KNOW ALL MEN BY THESE PRESENTS, that the undersigned hereby constitutes and appoints each of Joseph Wm. Foran, David Lancaster, Craig Adams, Brian Willey and Kyle Ellis, signing singly, the undersigned's true and lawful attorney-in-fact to:

(1) execute for and on behalf of the undersigned, in the undersigned's capacity as an officer and/or director of Matador Resources Company (the "Company"), Forms 3, 4 and 5 in accordance with Section 16(a) of the Securities Exchange Act of 1934, as amended, and the rules thereunder;

(2) do and perform any and all acts for and on behalf of the undersigned which may be necessary or desirable to complete and execute any such Form 3, 4, or 5 and timely file such form with the United States Securities and Exchange Commission and any stock exchange or similar authority, including without limitation the filing of a Form ID or any other documents necessary or appropriate to enable the undersigned to file the Forms 3, 4, or 5 electronically with the SEC; and

(3) take any other action of any type whatsoever in connection with the foregoing which, in the opinion of such attorney-in-fact, may be of benefit to, in the best interest of, or legally required by, the undersigned, it being understood that the documents executed by such attorney-in-fact on behalf of the undersigned pursuant to this Power of Attorney shall be in such form and shall contain such terms and conditions as such attorney-in-fact may approve in such attorney-in-fact's discretion.

The undersigned hereby grants to each such attorney-in-fact full power and authority to do and perform any and every act and thing whatsoever requisite, necessary, or proper to be done in the exercise of any of the rights and powers herein granted, as fully to all intents and purposes as the undersigned might or could do if personally present, with full power of substitution or revocation, hereby ratifying and confirming all that such attorney-in-fact, or such attorney-in-fact's substitute or substitutes, shall lawfully do or cause to be done by virtue of this power of attorney and the rights and powers herein granted.

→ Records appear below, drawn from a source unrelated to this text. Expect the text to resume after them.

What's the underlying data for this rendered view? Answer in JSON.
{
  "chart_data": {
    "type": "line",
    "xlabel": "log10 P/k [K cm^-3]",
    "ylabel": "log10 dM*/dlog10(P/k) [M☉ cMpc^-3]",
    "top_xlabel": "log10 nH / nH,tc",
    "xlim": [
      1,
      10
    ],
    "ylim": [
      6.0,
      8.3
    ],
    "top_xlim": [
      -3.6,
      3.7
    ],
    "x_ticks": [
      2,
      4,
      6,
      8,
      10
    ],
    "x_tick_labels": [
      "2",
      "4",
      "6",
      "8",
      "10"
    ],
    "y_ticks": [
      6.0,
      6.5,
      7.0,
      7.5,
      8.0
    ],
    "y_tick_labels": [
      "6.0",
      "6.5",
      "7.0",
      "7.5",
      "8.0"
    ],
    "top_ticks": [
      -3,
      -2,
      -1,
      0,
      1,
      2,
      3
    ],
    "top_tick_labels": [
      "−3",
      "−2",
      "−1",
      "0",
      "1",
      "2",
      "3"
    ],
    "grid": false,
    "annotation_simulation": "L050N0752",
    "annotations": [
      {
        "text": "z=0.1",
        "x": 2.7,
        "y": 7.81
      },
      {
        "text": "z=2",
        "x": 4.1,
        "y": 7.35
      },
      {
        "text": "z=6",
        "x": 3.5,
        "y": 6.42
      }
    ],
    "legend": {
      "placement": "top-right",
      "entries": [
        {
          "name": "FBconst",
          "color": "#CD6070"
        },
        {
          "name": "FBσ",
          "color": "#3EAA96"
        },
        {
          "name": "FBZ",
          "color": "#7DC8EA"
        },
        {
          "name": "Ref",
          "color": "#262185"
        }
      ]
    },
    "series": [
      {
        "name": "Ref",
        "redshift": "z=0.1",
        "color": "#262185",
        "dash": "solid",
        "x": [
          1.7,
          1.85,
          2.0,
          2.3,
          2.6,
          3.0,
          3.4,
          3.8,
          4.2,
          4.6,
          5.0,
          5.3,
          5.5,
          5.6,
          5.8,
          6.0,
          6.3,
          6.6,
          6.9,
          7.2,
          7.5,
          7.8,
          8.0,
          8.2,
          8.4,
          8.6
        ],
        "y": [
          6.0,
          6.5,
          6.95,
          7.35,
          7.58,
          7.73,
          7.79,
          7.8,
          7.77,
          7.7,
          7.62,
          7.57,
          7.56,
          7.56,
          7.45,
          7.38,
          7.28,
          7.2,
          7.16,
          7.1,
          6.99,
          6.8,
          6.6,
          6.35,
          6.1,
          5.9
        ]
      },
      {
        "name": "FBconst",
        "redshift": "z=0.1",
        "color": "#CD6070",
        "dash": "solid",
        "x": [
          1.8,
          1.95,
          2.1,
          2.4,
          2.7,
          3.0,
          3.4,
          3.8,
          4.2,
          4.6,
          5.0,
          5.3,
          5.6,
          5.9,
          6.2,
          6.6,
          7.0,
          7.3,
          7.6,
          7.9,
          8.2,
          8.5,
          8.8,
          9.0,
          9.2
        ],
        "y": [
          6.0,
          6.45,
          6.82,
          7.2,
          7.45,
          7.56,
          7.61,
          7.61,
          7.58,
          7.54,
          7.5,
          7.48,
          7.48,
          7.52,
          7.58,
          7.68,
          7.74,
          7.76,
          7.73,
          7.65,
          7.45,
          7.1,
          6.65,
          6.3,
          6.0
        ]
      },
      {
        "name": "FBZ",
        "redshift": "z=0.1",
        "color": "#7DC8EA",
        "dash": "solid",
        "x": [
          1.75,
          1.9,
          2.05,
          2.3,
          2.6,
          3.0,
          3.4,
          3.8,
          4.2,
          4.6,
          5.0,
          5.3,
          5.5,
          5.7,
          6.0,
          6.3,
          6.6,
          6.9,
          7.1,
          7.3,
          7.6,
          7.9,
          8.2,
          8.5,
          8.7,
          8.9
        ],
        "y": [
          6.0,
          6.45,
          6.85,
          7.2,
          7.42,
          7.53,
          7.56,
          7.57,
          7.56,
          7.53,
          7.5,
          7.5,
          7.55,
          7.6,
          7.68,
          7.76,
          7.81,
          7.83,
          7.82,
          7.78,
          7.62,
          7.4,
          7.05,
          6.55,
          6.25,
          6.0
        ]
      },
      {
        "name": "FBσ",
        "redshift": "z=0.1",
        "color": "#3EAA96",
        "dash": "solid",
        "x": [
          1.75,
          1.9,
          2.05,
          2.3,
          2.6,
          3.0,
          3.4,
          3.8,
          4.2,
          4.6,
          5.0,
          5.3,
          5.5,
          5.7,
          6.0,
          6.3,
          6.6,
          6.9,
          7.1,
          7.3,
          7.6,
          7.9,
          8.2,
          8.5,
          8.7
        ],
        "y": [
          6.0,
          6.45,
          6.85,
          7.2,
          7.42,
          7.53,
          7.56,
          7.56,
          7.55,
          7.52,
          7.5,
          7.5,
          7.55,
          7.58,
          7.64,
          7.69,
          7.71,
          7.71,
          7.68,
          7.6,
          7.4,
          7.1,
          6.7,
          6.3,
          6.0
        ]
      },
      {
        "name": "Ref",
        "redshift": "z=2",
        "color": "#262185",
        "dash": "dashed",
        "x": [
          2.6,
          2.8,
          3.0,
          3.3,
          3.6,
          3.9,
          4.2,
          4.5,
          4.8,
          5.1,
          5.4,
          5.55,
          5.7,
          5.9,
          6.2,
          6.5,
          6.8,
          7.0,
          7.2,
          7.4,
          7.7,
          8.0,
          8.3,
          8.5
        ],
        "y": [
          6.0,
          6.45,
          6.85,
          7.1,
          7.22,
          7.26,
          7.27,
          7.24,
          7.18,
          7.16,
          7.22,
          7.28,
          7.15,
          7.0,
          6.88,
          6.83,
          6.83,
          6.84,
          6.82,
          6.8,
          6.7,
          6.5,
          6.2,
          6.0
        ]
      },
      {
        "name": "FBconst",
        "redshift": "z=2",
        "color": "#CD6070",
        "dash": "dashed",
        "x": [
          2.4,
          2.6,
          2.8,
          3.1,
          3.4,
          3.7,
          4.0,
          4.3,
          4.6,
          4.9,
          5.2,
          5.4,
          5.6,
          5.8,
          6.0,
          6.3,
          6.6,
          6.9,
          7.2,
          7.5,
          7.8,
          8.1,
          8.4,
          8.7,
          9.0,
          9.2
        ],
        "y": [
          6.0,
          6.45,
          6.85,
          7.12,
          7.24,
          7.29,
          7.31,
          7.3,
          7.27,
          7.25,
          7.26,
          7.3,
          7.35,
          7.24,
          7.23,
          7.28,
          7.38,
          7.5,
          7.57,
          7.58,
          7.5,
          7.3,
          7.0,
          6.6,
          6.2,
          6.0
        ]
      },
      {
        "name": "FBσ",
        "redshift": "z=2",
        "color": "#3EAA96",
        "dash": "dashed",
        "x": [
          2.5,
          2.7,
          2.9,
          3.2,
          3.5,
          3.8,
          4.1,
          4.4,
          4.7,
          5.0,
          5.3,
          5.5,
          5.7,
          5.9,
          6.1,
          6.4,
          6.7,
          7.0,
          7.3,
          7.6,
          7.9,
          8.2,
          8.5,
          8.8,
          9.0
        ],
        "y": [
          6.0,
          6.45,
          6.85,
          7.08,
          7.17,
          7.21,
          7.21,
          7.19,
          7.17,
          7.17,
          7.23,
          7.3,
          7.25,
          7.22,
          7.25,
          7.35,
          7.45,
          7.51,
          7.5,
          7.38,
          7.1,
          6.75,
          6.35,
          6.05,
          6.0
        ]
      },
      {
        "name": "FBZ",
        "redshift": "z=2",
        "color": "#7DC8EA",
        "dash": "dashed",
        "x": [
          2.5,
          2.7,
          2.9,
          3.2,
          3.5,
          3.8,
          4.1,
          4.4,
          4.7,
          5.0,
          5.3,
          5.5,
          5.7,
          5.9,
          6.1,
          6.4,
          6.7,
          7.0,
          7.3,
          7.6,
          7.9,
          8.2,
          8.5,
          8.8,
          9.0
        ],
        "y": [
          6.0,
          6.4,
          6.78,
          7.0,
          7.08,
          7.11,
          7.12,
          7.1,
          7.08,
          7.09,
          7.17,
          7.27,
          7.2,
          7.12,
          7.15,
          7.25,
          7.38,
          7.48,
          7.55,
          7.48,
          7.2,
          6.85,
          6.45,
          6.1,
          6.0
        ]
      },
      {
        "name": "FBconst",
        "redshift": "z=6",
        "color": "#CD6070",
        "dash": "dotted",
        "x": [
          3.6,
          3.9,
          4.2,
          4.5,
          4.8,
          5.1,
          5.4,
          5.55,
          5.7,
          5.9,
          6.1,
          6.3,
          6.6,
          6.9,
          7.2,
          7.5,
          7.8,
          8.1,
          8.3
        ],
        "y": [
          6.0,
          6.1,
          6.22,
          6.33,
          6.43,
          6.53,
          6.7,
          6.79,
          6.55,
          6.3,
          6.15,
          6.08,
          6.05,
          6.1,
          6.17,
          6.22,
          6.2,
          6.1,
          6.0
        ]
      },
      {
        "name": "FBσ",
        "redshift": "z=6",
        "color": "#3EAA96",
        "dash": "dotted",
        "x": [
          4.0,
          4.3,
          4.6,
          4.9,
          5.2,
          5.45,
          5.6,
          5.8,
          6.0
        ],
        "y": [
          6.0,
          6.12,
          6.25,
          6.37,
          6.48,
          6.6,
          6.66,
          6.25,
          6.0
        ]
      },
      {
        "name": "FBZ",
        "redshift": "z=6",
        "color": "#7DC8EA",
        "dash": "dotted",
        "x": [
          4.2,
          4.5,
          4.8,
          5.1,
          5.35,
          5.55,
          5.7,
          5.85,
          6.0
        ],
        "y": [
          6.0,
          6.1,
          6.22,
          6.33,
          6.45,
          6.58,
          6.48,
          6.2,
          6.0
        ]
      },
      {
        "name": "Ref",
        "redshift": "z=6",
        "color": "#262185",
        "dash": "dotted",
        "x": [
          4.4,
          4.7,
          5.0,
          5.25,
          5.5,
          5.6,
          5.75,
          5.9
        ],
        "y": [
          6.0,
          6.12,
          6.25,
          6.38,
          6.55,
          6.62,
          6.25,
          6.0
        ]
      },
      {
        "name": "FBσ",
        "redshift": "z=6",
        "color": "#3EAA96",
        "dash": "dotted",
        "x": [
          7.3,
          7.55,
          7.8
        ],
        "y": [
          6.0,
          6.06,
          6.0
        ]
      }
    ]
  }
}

The undersigned acknowledges that the foregoing attorneys-in-fact, in serving in such capacity at the request of the undersigned, are not assuming, nor is the Company assuming, any of the undersigned's responsibilities to comply with Section 16 of the Securities Exchange Act of 1934, as amended.

This Power of Attorney shall remain in full force and effect until the undersigned is no longer required to file Forms 3, 4, and 5 with respect to the undersigned's holdings of and transactions in securities issued by the Company, unless earlier revoked by the undersigned in a signed writing delivered to the foregoing attorneys-in-fact.

IN WITNESS WHEREOF, the undersigned has caused this Power of Attorney to be executed as of this 24th day of February, 2015.